New Yorkers like their sports radio hosts loud, angry and well-versed.
Hosts are expected to know stats, minutae and off-the-field theatrics in encyclopedic detail, and they're expected to use their massive stockpiles of sports knowledge as ordnance, the better to yell at callers and co-hosts with.
So it was no surprise that out of more than 100 people who showed up to a WFAN contest in Port Chester Thursday night, only 24 of them were deemed knowledgeable enough to step behind the microphone.
Under the critical gaze of WFAN host Anita Marks and MC Matt O'Boyle, the two dozen hopefuls got two minutes each to prove they can carry a radio show on the country's biggest sports station. The winner gets a weekly, two-hour program on WFAN.
Hopeful applicants arrived early and filled out cards to enter the contest. Only a handful made it through the pre-screening and a series of random trivia questions.
The challenge couldn't have been held on a better night -- with beer flowing and wings at 60 cents apiece, it was the perfect recipe for screaming, ranting, and high-fiving masculinity.

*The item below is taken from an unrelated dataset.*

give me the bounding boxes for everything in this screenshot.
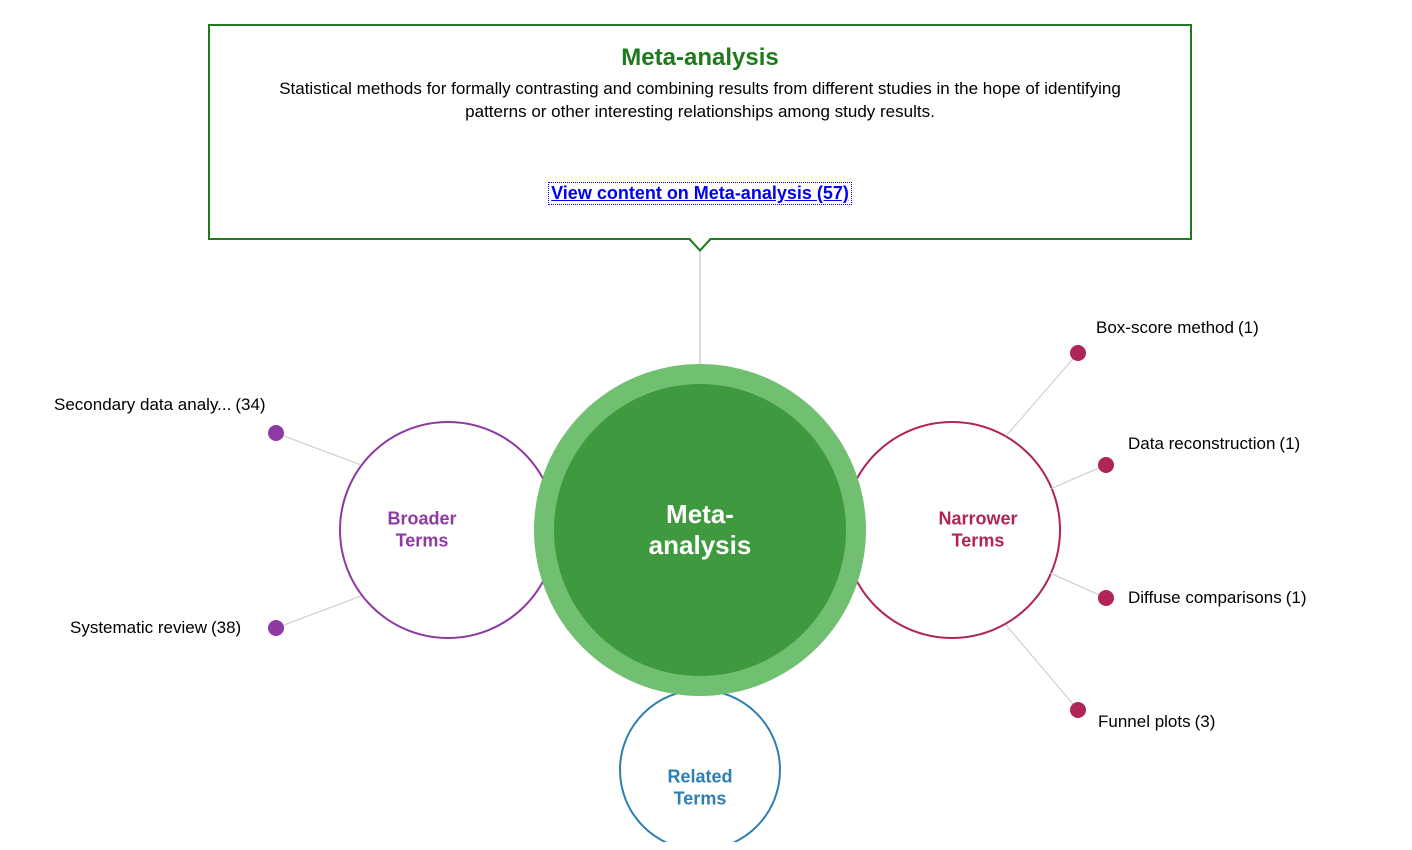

Before the glaring lights and the attentive looks of the judges, the contestants calmed their nerves by bantering among themselves. With only two minutes to prove their sports talk chops, it became clear who would be moving on to the semi-finals in New Jersey, and who would be driving home defeated.
For some, getting to Port Chester was a hike. The contestants hailed from Manhattan, Brooklyn, the Bronx, and New Jersey, fertile grounds for the disgruntled Met fans and Derek Jeter cultists who regularly call in to the station.
One eager applicant, Joel Mahan, trekked to Port Chester from Allenhurst, a Jersey Shore town about 70 miles south of Manhattan.
"It took me almost three hours, with traffic, to get here today," he said. "Now that's dedication."
Mahan said the hosts "really like to challenge you. They're fair, yet tough with their opinions, and they won't be afraid to say they don't agree with you in the competition.
"It's a lot like they do to people who call in to the station ranting about a particular sports event."
With 20-odd men screaming about batting averages and championship rings behind the scenes and in front of the stage, it was refreshing to see one woman among all that testosterone.
Marcia Herold is a bartender in Brooklyn, and said she's been a fan of sports her whole life— with season tickets to Yankee games. A friend encouraged her to try out, telling her an on-air job at the station is "her calling."
"I play fantasy football, and I am surrounded by men watching the games constantly in the bar where I work — I have nothing to lose," Herold said.
She nailed most of the trivia questions thrown her way, earning a spot in the next round of auditions. Herold said she didn't feel pressured to show off her knowledge of all things sports, and dismissed the notion that it takes obsessive memorization of stats and records to host a successful show.
"As long as you pay attention for awhile," she said, "you'll be able to keep up."
And keep up she did—at the end of the night, when the winners were announced, Her0ld was chosen as one of two people headed to North Brunswick for the next round of competition, proving strong opinions about football and baseball aren't just for guys.
As Herold calmly took it all in, the other winner walked on stage and held his hands up in victory, barking with excitement.
If you think you have what it takes, the next stop is this Saturday at Livingston Mall in Livingston, New Jersey. At 10am, sports devotees will have the chance to voice their opinions before hosts Matt O'Boyle and Anita Marks. Applicants must be 18 or older.